Empirische SozialforscherInnen brauchen Vertrauen – sowohl von den Institutionen, die ihre Tätigkeit finanziell unterstützen, als auch von den ProbandInnen, die ihnen Zugang zu persönlichen Informationen gewähren. Verfassungsrechtlich sind die Bedingungen, die akademisch eingebundene SozialwissenschaftlerInnen für ihre Arbeit benötigen, durch die Wissenschaftsfreiheit in Art 5 Abs. 3 GG abgesichert. Dennoch kann die notwendige Vertrauensbasis gefährdet werden, wenn sie sich beruflich mit Fragen beschäftigen, die für Strafverfolgungsbehörden von Interesse sein können, wie etwa Vorgänge im Justizvollzug oder Dispositionen ihrer Probanden zu terroristischen Straftaten. Solche Insider-Informationen können von großer Bedeutung für die Strafverfolgung sein. Ob entsprechende Unterlagen bei den ForscherInnen für Zwecke eines Strafverfahrens beschlagnahmt werden dürfen, ist zum Gegenstand heftiger Kontroversen geworden.

Eigentlich hat der Gesetzgeber die Frage im Jahre 2002 zugunsten der Forscher entschieden: Nach § 53 Abs. 1 Nr. 5 StPO sind Personen, die berufsmäßig bei der Vorbereitung oder Herstellung von „Druckwerken“ mitwirken, berechtigt, im Strafverfahren das Zeugnis über die ihnen im Hinblick auf ihre Tätigkeit gemachten Mitteilungen sowie über berufsbezogene Wahrnehmungen zu verweigern; und nach § 97 Abs. 5 Satz 1 StPO ist in gleichem Umfang die Beschlagnahme u.a. von Schriftstücken und Datenträgern bei ihnen unzulässig.
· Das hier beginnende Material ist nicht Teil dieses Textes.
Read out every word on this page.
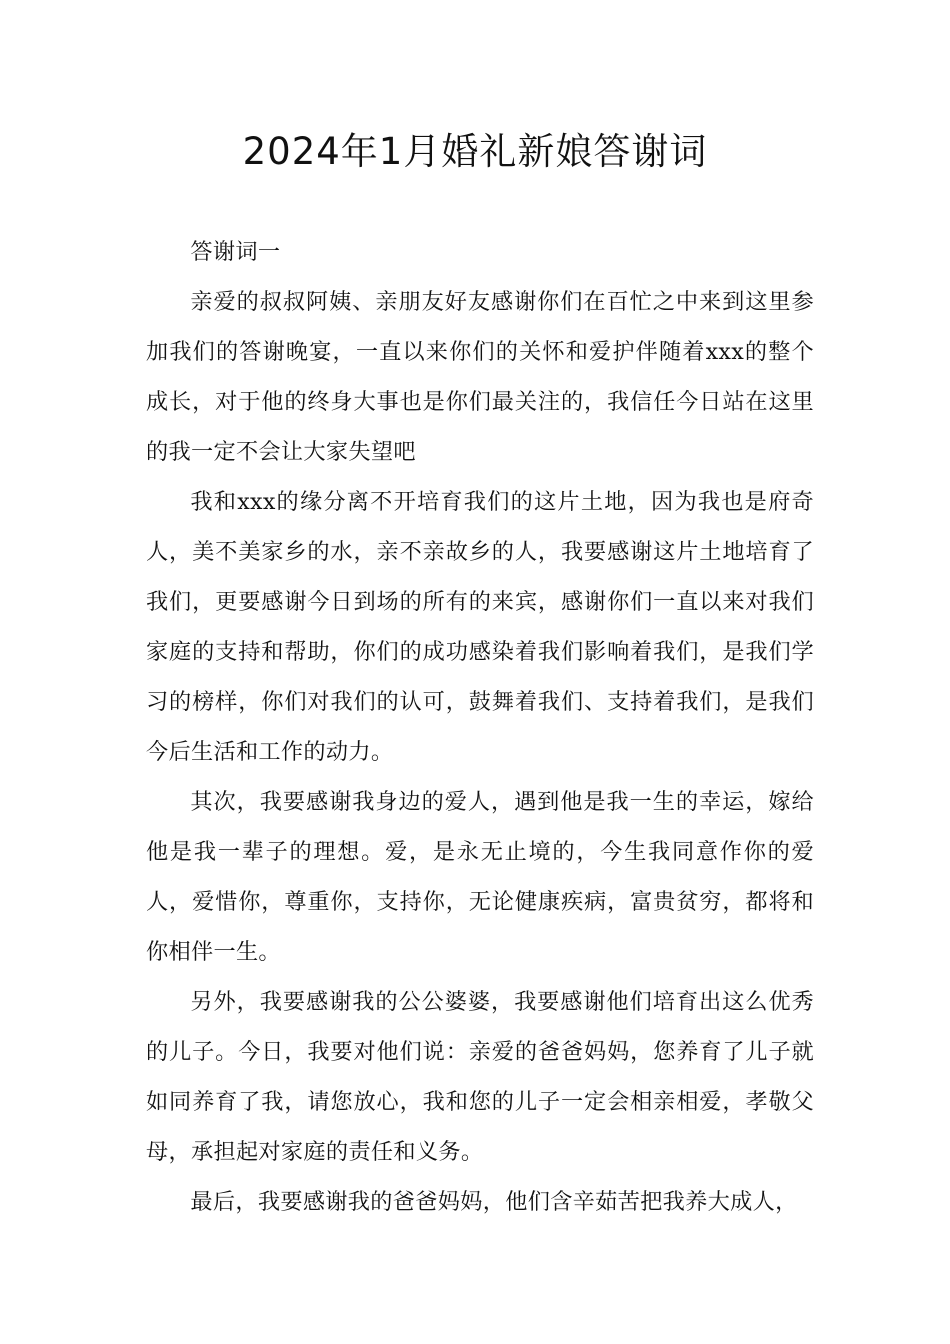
2024年1月婚礼新娘答谢词

答谢词一

亲爱的叔叔阿姨、亲朋友好友感谢你们在百忙之中来到这里参加我们的答谢晚宴，一直以来你们的关怀和爱护伴随着xxx的整个成长，对于他的终身大事也是你们最关注的，我信任今日站在这里的我一定不会让大家失望吧

我和xxx的缘分离不开培育我们的这片土地，因为我也是府奇人，美不美家乡的水，亲不亲故乡的人，我要感谢这片土地培育了我们，更要感谢今日到场的所有的来宾，感谢你们一直以来对我们家庭的支持和帮助，你们的成功感染着我们影响着我们，是我们学习的榜样，你们对我们的认可，鼓舞着我们、支持着我们，是我们今后生活和工作的动力。

其次，我要感谢我身边的爱人，遇到他是我一生的幸运，嫁给他是我一辈子的理想。爱，是永无止境的，今生我同意作你的爱人，爱惜你，尊重你，支持你，无论健康疾病，富贵贫穷，都将和你相伴一生。

另外，我要感谢我的公公婆婆，我要感谢他们培育出这么优秀的儿子。今日，我要对他们说：亲爱的爸爸妈妈，您养育了儿子就如同养育了我，请您放心，我和您的儿子一定会相亲相爱，孝敬父母，承担起对家庭的责任和义务。

最后，我要感谢我的爸爸妈妈，他们含辛茹苦把我养大成人，
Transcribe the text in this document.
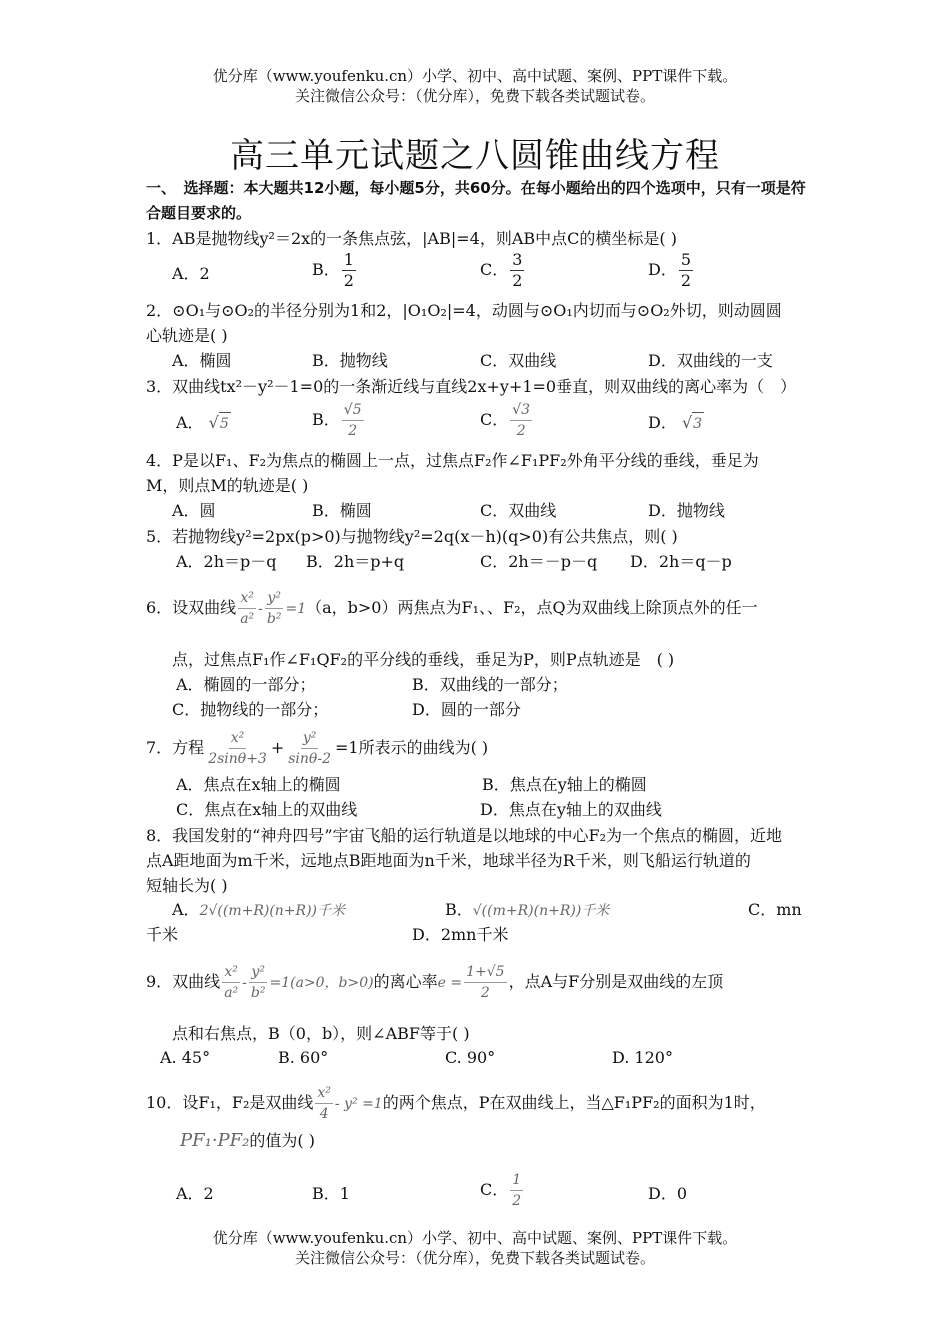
优分库（www.youfenku.cn）小学、初中、高中试题、案例、PPT课件下载。
关注微信公众号：（优分库），免费下载各类试题试卷。
高三单元试题之八圆锥曲线方程
一、　选择题：本大题共12小题，每小题5分，共60分。在每小题给出的四个选项中，只有一项是符合题目要求的。
1．AB是抛物线y²＝2x的一条焦点弦，|AB|=4，则AB中点C的横坐标是( )
A．2	B． $\frac{1}{2}$	C． $\frac{3}{2}$	D． $\frac{5}{2}$
2．⊙O₁与⊙O₂的半径分别为1和2，|O₁O₂|=4，动圆与⊙O₁内切而与⊙O₂外切，则动圆圆
心轨迹是( )
A．椭圆	B．抛物线	C．双曲线	D．双曲线的一支
3．双曲线tx²－y²－1=0的一条渐近线与直线2x+y+1=0垂直，则双曲线的离心率为（　）
A． √5	B． $\frac{√5}{2}$	C． $\frac{√3}{2}$	D． √3
4．P是以F₁、F₂为焦点的椭圆上一点，过焦点F₂作∠F₁PF₂外角平分线的垂线，垂足为
M，则点M的轨迹是( )
A．圆	B．椭圆	C．双曲线	D．抛物线
5．若抛物线y²=2px(p>0)与抛物线y²=2q(x－h)(q>0)有公共焦点，则( )
A．2h＝p－q B．2h＝p+q	C．2h＝－p－q D．2h＝q－p
6．设双曲线 $\frac{\text{x²}}{\text{a²}} - \frac{\text{y²}}{\text{b²}} =1(a$，b>0）两焦点为F₁、、F₂，点Q为双曲线上除顶点外的任一
点，过焦点F₁作∠F₁QF₂的平分线的垂线，垂足为P，则P点轨迹是　( )
A．椭圆的一部分；	B．双曲线的一部分；
C．抛物线的一部分；	D．圆的一部分
7．方程 $\frac{\text{x²}}{2\sin\theta+3} + \frac{\text{y²}}{\sin\theta-2} =1$所表示的曲线为( )
A．焦点在x轴上的椭圆	B．焦点在y轴上的椭圆
C．焦点在x轴上的双曲线	D．焦点在y轴上的双曲线
8．我国发射的“神舟四号”宇宙飞船的运行轨道是以地球的中心F₂为一个焦点的椭圆，近地
点A距地面为m千米，远地点B距地面为n千米，地球半径为R千米，则飞船运行轨道的
短轴长为( )
A．2√((m+R)(n+R))千米	B．√((m+R)(n+R))千米	C．mn
千米	D．2mn千米
9．双曲线 $\frac{\text{x²}}{\text{a²}} - \frac{\text{y²}}{\text{b²}} =1(a>0$，b>0)的离心率$e = \frac{1+√5}{2}$ ，点A与F分别是双曲线的左顶
点和右焦点，B（0，b），则∠ABF等于( )
A. 45°	B. 60°	C. 90°	D. 120°
10．设F₁，F₂是双曲线 $\frac{\text{x²}}{4} - y^2 =1$的两个焦点，P在双曲线上，当△F₁PF₂的面积为1时，
PF₁·PF₂的值为( )
A．2	B．1	C． $\frac{1}{2}$	D．0
优分库（www.youfenku.cn）小学、初中、高中试题、案例、PPT课件下载。
关注微信公众号：（优分库），免费下载各类试题试卷。
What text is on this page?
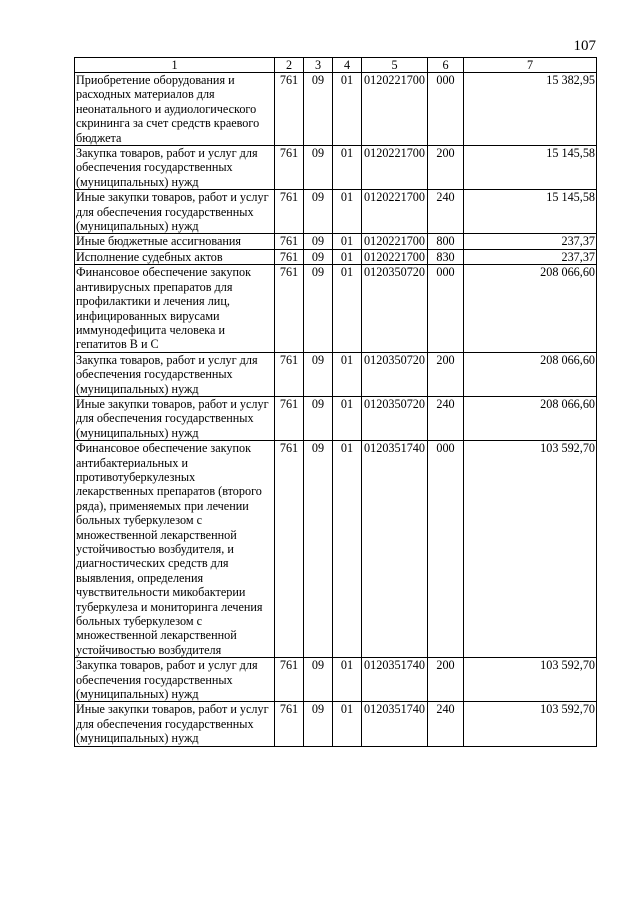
107
1	2	3	4	5	6	7
Приобретение оборудования и расходных материалов для неонатального и аудиологического скрининга за счет средств краевого бюджета	761	09	01	0120221700	000	15 382,95
Закупка товаров, работ и услуг для обеспечения государственных (муниципальных) нужд	761	09	01	0120221700	200	15 145,58
Иные закупки товаров, работ и услуг для обеспечения государственных (муниципальных) нужд	761	09	01	0120221700	240	15 145,58
Иные бюджетные ассигнования	761	09	01	0120221700	800	237,37
Исполнение судебных актов	761	09	01	0120221700	830	237,37
Финансовое обеспечение закупок антивирусных препаратов для профилактики и лечения лиц, инфицированных вирусами иммунодефицита человека и гепатитов В и С	761	09	01	0120350720	000	208 066,60
Закупка товаров, работ и услуг для обеспечения государственных (муниципальных) нужд	761	09	01	0120350720	200	208 066,60
Иные закупки товаров, работ и услуг для обеспечения государственных (муниципальных) нужд	761	09	01	0120350720	240	208 066,60
Финансовое обеспечение закупок антибактериальных и противотуберкулезных лекарственных препаратов (второго ряда), применяемых при лечении больных туберкулезом с множественной лекарственной устойчивостью возбудителя, и диагностических средств для выявления, определения чувствительности микобактерии туберкулеза и мониторинга лечения больных туберкулезом с множественной лекарственной устойчивостью возбудителя	761	09	01	0120351740	000	103 592,70
Закупка товаров, работ и услуг для обеспечения государственных (муниципальных) нужд	761	09	01	0120351740	200	103 592,70
Иные закупки товаров, работ и услуг для обеспечения государственных (муниципальных) нужд	761	09	01	0120351740	240	103 592,70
Dennoch hat das OLG München im Sommer 2020 in einem Beschluss (8 St ObWS 5/20) die Beschlagnahme von Unterlagen im Besitz eines Sozialforschers an der Universität Erlangen-Nürnberg für Zwecke des Strafverfahrens gegen von ihm befragte Personen bestätigt. Das Gericht hat eine ganze Batterie von Argumenten in Stellung gebracht, um zu begründen, dass §§ 53 und 97 StPO auf die Unterlagen des Professors nicht anwendbar sind. Die drei wichtigsten Gesichtspunkte sind:

  1. Der Gesetzgeber von 2002 hat an die Einbeziehung von WissenschaftlerInnen in das Beschlagnahmeverbot nicht gedacht, sondern wollte nur den Schutzbereich für Presse- und Rundfunkjournalisten erweitern.
  2. Wissenschaftliches Arbeiten ist auf größtmögliche Transparenz ausgerichtet, daher besteht anders als bei journalistischer Arbeit kein schützenswertes Interesse an Quellenschutz.
  3. Zwar können sich WissenschaftlerInnen grundsätzlich auf die Wissenschaftsfreiheit berufen; diese ist aber in jedem Einzelfall gegen das durch den Grundsatz der Rechtsstaatlichkeit geschützte Interesse an einer „funktionierenden Strafrechtspflege“ abzuwägen. Beim Verdacht schwerer Straftaten muss die Wissenschaftsfreiheit zurücktreten.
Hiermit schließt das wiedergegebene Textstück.